Кузнец и портной шли, шли, зашли в лес, в густый, темный, <…> видят: изба стоит большая. Ночь; некуда идти. «Сём, — говорят, — зайдем в эту избу». Вошли; никого там нету, пусто, нехорошо. Сели себе и сидят. Вот и идет высокая женщина, худощавая, кривая, одноокая. «А! — говорит. — У меня гости. Здравствуйте. <…> Ну, хорошо; будет что поужинать мне». Они перепугались. Вот она пошла, беремя дров большое принесла, <…> поклала в печку, затопила. Подошла к ним, взяла одного, портного, и зарезала, посадила в печку и убрала. Кузнец сидит и думает: что делать, как быть? Она взяла — поужинала. Кузнец смотрит в печку и говорит: «Бабушка, я кузнец». — «Что умеешь делать-ковать?» — «Да я все умею». — «Скуй мне глаз». — «Хорошо, — говорит, — да есть ли у тебя веревка? Надо тебя связать, а то ты не дашься; я бы тебе вковал глаз». <…> Взял он толстую веревку да этою веревкой скрутил ее хорошенько. <…> Вот он взял шило, разжег его, наставил на глаз-то ей на здоровый, взял топор да обухом как вдарит по шилу.
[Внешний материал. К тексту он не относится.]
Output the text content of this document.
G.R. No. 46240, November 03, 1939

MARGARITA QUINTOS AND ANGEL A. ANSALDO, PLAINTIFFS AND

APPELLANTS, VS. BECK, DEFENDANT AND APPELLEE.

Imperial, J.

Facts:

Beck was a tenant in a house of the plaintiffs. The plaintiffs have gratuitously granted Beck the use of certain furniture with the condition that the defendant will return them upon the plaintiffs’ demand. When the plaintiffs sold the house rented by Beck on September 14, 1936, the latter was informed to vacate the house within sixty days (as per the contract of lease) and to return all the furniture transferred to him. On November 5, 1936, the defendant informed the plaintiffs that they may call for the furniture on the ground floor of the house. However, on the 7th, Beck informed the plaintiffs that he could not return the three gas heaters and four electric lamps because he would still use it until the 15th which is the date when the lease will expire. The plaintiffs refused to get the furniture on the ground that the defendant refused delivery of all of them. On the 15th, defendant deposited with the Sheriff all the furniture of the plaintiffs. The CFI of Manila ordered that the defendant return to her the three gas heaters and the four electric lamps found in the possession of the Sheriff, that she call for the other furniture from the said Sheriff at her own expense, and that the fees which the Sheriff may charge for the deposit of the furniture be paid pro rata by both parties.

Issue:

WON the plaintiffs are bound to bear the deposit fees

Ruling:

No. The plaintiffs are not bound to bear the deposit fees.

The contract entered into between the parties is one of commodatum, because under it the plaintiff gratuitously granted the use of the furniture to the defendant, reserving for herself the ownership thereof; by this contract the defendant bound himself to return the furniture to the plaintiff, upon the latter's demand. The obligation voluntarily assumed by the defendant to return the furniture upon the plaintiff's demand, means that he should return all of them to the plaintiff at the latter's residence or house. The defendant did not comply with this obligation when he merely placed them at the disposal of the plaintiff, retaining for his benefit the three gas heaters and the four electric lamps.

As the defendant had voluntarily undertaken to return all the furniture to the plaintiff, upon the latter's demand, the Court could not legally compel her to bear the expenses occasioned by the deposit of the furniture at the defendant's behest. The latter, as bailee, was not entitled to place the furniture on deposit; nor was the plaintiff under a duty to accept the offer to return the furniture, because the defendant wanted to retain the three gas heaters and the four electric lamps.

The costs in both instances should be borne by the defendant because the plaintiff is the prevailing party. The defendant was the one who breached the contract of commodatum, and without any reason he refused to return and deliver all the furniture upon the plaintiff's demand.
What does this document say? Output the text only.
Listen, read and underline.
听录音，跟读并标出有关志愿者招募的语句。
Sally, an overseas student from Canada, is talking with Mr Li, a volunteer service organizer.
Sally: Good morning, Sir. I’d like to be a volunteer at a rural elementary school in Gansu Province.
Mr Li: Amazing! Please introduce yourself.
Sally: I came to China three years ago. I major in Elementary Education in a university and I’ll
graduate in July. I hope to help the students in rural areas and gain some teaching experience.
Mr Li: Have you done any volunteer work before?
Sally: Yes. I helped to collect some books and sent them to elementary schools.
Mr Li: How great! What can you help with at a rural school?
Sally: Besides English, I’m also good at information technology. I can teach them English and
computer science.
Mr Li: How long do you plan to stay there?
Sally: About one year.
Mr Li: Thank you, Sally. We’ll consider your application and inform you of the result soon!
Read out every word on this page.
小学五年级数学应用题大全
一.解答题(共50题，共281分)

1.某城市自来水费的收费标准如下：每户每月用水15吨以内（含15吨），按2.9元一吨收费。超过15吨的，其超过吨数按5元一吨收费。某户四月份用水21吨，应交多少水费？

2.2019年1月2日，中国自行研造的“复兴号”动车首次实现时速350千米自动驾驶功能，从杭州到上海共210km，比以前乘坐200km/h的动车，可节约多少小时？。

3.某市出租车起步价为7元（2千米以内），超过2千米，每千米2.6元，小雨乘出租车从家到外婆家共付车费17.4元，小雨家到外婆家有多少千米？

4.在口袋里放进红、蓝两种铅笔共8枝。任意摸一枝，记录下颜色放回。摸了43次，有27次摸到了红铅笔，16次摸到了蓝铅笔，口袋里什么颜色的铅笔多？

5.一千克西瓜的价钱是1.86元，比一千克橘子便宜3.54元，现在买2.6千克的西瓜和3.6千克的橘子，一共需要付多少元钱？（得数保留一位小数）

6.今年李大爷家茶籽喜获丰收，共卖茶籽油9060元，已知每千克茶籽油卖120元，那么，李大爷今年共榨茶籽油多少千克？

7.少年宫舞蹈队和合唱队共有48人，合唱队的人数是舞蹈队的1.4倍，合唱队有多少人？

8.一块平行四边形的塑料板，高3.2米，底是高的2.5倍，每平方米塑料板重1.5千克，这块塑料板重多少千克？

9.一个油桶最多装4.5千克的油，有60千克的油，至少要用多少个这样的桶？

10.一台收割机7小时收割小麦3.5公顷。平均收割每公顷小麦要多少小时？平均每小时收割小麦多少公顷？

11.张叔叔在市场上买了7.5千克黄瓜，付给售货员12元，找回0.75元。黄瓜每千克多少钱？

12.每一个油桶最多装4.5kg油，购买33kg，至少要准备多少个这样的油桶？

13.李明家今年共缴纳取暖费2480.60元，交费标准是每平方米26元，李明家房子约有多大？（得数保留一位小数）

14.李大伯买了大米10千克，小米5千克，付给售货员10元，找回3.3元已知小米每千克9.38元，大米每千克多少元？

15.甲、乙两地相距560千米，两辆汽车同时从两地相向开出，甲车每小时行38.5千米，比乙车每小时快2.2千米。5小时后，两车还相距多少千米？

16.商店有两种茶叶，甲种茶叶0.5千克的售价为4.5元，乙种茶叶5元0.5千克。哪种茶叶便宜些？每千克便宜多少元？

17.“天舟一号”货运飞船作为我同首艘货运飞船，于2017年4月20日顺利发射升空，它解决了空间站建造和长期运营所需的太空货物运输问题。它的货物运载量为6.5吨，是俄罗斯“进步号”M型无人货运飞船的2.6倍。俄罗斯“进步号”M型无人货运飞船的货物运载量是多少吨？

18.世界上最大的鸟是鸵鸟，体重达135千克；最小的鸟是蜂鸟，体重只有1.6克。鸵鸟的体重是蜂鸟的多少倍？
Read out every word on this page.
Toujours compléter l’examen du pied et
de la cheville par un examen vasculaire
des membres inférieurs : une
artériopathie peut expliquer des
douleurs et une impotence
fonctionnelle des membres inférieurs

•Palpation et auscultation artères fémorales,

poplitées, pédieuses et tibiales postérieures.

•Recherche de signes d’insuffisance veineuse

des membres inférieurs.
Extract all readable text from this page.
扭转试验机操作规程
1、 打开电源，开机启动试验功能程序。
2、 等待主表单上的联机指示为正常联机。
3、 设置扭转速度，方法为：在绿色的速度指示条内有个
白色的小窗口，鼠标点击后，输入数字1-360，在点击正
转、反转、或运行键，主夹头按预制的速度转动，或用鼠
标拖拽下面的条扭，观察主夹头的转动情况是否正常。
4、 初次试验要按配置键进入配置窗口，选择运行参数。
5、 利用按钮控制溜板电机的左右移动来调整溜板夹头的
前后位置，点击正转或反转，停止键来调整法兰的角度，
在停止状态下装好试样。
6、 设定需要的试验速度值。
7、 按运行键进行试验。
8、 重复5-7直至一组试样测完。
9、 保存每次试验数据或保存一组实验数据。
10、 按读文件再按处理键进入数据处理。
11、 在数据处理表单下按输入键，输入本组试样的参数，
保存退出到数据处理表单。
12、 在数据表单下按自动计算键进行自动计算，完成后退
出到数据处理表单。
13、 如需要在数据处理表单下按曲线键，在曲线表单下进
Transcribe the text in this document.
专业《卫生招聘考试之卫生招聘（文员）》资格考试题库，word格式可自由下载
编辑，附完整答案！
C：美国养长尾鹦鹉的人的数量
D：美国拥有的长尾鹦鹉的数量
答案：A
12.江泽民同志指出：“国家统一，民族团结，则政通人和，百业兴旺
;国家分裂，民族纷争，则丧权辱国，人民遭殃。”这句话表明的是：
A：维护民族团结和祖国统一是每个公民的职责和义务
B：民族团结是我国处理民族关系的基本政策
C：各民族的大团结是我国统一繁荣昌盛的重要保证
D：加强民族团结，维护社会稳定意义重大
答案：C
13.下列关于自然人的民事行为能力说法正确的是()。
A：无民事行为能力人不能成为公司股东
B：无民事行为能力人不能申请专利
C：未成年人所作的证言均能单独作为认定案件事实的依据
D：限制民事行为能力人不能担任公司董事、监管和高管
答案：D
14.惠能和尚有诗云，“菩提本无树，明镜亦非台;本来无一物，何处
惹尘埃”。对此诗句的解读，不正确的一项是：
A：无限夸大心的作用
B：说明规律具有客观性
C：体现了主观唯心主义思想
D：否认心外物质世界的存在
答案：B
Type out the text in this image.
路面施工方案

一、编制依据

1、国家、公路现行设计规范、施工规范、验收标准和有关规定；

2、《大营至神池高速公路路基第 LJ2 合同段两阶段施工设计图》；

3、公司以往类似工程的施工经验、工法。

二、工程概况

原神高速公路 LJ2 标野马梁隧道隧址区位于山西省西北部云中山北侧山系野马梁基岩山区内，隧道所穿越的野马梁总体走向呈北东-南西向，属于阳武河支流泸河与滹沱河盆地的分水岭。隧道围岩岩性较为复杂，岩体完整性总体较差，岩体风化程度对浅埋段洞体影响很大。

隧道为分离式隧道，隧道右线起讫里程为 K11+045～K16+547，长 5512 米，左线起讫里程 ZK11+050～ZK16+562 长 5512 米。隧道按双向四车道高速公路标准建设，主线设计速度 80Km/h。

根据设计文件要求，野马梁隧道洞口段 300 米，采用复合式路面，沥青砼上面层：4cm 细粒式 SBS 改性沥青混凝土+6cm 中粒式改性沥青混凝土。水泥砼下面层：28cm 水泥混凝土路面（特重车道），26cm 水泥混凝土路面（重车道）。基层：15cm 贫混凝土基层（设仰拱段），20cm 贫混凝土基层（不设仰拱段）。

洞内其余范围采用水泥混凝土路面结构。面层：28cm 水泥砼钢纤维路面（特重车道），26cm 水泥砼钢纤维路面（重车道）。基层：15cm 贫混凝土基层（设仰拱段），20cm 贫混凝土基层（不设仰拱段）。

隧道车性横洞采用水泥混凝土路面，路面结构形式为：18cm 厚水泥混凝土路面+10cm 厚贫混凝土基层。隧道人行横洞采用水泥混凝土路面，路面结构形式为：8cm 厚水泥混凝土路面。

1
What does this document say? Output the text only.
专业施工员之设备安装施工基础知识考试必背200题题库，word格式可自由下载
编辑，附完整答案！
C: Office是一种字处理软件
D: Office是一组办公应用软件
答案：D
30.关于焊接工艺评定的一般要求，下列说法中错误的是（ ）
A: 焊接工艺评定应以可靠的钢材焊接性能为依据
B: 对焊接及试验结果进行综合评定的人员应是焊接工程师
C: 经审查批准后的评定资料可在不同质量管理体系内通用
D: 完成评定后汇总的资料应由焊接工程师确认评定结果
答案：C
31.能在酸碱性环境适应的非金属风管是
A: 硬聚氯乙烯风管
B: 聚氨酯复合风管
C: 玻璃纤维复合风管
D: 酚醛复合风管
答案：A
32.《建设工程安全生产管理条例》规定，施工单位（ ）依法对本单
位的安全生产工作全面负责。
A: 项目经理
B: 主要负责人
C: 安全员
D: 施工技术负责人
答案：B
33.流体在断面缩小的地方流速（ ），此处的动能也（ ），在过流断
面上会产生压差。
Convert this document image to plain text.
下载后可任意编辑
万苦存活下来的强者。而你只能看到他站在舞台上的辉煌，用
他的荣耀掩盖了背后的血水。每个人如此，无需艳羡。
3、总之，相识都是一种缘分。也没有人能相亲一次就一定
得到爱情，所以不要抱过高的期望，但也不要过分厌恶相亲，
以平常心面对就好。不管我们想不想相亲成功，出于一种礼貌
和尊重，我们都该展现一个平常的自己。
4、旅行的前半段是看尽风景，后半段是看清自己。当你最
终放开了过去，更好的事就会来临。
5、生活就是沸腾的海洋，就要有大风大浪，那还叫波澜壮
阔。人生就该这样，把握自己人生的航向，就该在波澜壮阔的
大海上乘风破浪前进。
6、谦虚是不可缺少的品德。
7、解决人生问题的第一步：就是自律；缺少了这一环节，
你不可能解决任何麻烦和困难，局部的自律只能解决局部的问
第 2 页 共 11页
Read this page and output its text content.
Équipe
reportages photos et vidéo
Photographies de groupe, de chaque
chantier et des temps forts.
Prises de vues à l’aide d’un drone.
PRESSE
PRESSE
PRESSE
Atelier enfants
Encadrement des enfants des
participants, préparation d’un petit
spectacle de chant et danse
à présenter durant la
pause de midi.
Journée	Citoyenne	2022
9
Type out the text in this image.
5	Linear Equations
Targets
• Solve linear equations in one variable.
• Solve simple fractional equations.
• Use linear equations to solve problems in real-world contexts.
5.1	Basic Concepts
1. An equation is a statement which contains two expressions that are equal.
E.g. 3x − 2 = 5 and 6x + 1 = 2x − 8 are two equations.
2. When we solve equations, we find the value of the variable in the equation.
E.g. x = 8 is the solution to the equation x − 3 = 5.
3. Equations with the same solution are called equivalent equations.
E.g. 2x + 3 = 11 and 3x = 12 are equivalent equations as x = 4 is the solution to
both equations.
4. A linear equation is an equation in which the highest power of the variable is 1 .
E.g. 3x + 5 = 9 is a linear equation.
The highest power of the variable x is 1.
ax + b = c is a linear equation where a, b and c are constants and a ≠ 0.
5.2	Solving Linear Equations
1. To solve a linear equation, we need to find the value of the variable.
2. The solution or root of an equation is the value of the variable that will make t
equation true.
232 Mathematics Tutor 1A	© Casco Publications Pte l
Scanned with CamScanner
В мифологических рассказах кузнец выступает как «знающий», то есть обладающий магическим знанием. Так, согласно поверьям, он мог опознать среди местных жителей ведьму: в народе считали, что черти ездят на «бабах»-ведьмах и подковывают их у кузнецов. Вот в такой-то ситуации кузнец и мог узнать по ноге кого-либо из деревенских женщин. Рассказ кузнеца об этом вполне мог послужить реальному обвинению в колдовстве и привлечь названную женщину к наказанию.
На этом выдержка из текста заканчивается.